- Born: 6 November 1910 Mexborough, Yorkshire, England
- Died: 11 April 1989 (aged 78) Pen y Fan, Wales
- Education: Jesus College, Cambridge
- Occupation: Diplomat
- Writing career
- Pen name: Sarban

= Sarban (author) =

British writer and diplomat

John William Wall (6 November 1910 - 11 April 1989), pen name Sarban, was a British writer and diplomat. Wall's diplomatic career lasted more than thirty years, but his writing career as Sarban was brief and not prolific, ending during the early 1950s. Sarban is described in The Encyclopedia of Fantasy as "a subtle, literate teller of tales, conscious of the darker and less acceptable implications that underlie much popular literature". Wall cited the supernatural fiction of Arthur Machen and Walter de la Mare as influences on his work.

==Early life==
Wall was born in Mexborough in Yorkshire, the son of George William Wall, a passenger guard on the Great Central Railway, and Maria Ellen (née Moffatt) Wall. After Mexborough School, he studied English at Jesus College, Cambridge and received first-class honours. He also studied Arabic and took the Consular Service Examination.

Wall married Eleanor Alexander Riesle on 20 January 1950 and they had one daughter. Wall and his wife were legally separated in 1971.

==Diplomatic service==
He chose a diplomatic career in the Near East because "[[James Elroy Flecker|[James Elroy] Flecker]], whose poetry I had loved in my school days, had been in the Levant Consular Service", and owing to "a liking for travel and oriental philology". During 1933, Wall was posted initially as Probationer Vice-Consul at Beirut, Lebanon. Subsequently, he was stationed at Jeddah in Saudi Arabia, Tabriz and Esfahan in Iran, and Casablanca in Morocco. He was posted as the first Political Agent to the Trucial States in Dubai following the relocation of the seat of British representative from Sharjah to Dubai in 1953. After WWII, he was Counsellor at the British Middle East Office in Cairo until 1952. He was British Ambassador to Paraguay 1957–1958 and Consul-General at Alexandria 1963–1965. He was honoured in 1953 as a Companion of the Order of St Michael & St George for his diplomatic work.

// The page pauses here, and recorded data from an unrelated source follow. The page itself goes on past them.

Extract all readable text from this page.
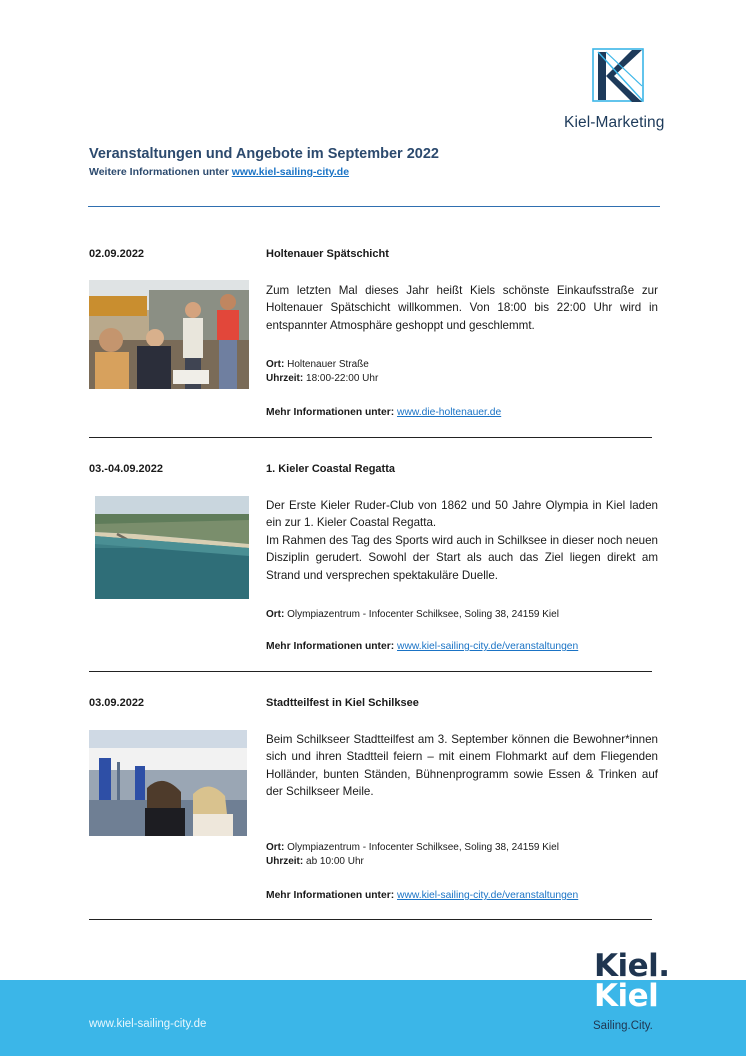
Kiel-Marketing
Veranstaltungen und Angebote im September 2022
Weitere Informationen unter www.kiel-sailing-city.de
02.09.2022	Holtenauer Spätschicht
Zum letzten Mal dieses Jahr heißt Kiels schönste Einkaufsstraße zur Holtenauer Spätschicht willkommen. Von 18:00 bis 22:00 Uhr wird in entspannter Atmosphäre geshoppt und geschlemmt.
Ort: Holtenauer Straße
Uhrzeit: 18:00-22:00 Uhr
Mehr Informationen unter: www.die-holtenauer.de
03.-04.09.2022	1. Kieler Coastal Regatta
Der Erste Kieler Ruder-Club von 1862 und 50 Jahre Olympia in Kiel laden ein zur 1. Kieler Coastal Regatta.
Im Rahmen des Tag des Sports wird auch in Schilksee in dieser noch neuen Disziplin gerudert. Sowohl der Start als auch das Ziel liegen direkt am Strand und versprechen spektakuläre Duelle.
Ort: Olympiazentrum - Infocenter Schilksee, Soling 38, 24159 Kiel
Mehr Informationen unter: www.kiel-sailing-city.de/veranstaltungen
03.09.2022	Stadtteilfest in Kiel Schilksee
Beim Schilkseer Stadtteilfest am 3. September können die Bewohner*innen sich und ihren Stadtteil feiern – mit einem Flohmarkt auf dem Fliegenden Holländer, bunten Ständen, Bühnenprogramm sowie Essen & Trinken auf der Schilkseer Meile.
Ort: Olympiazentrum - Infocenter Schilksee, Soling 38, 24159 Kiel
Uhrzeit: ab 10:00 Uhr
Mehr Informationen unter: www.kiel-sailing-city.de/veranstaltungen
www.kiel-sailing-city.de
Kiel.
Kiel
Sailing.City.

Wall continued to work for the Foreign Office, at first in a teaching position in London, 1966–1970, and then at the Government Communications Headquarters, a secret surveillance centre, in Cheltenham. Wall retired from the Foreign Office during 1977, and retired to Monmouthshire.

==Literary works==
Sarban's most famous literary work is the alternative-history novel The Sound of His Horn (1952), which presupposes that the Nazis have won the Second World War and built parks where they hunt genetically altered humans for sport. Sarban also published two collections of fantasy stories: Ringstones and Other Curious Tales (1951) and The Doll Maker and Other Tales of the Uncanny (1953).

The Sacrifice and Other Stories (2002) collects four novellas, two of which, the title story and "The Sea-Things", appeared in print for the first time, while "Number Fourteen" had been published in a later edition of Ringstones, and "The King of the Lake" had been added to a later edition of The Sound of His Horn.

Further previously unpublished work, including poems, a one-act play, extracts from two novels and unpublished stories, has been collected in Discovery of Heretics (2010).

==Bibliography==
- Ringstones and Other Curious Tales, Peter Davies, 1951
  - also Tartarus Press, 2000 (350 copies; adds "Number Fourteen")
- The Sound of His Horn, Peter Davies, 1952
  - also Tartarus Press, 1999 (350 numbered copies; adds "The King of the Lake")
- The Doll Maker Other Tales of the Uncanny, Peter Davies, 1953. Note: The Ballantine paperback reprint (1960) omits two stories.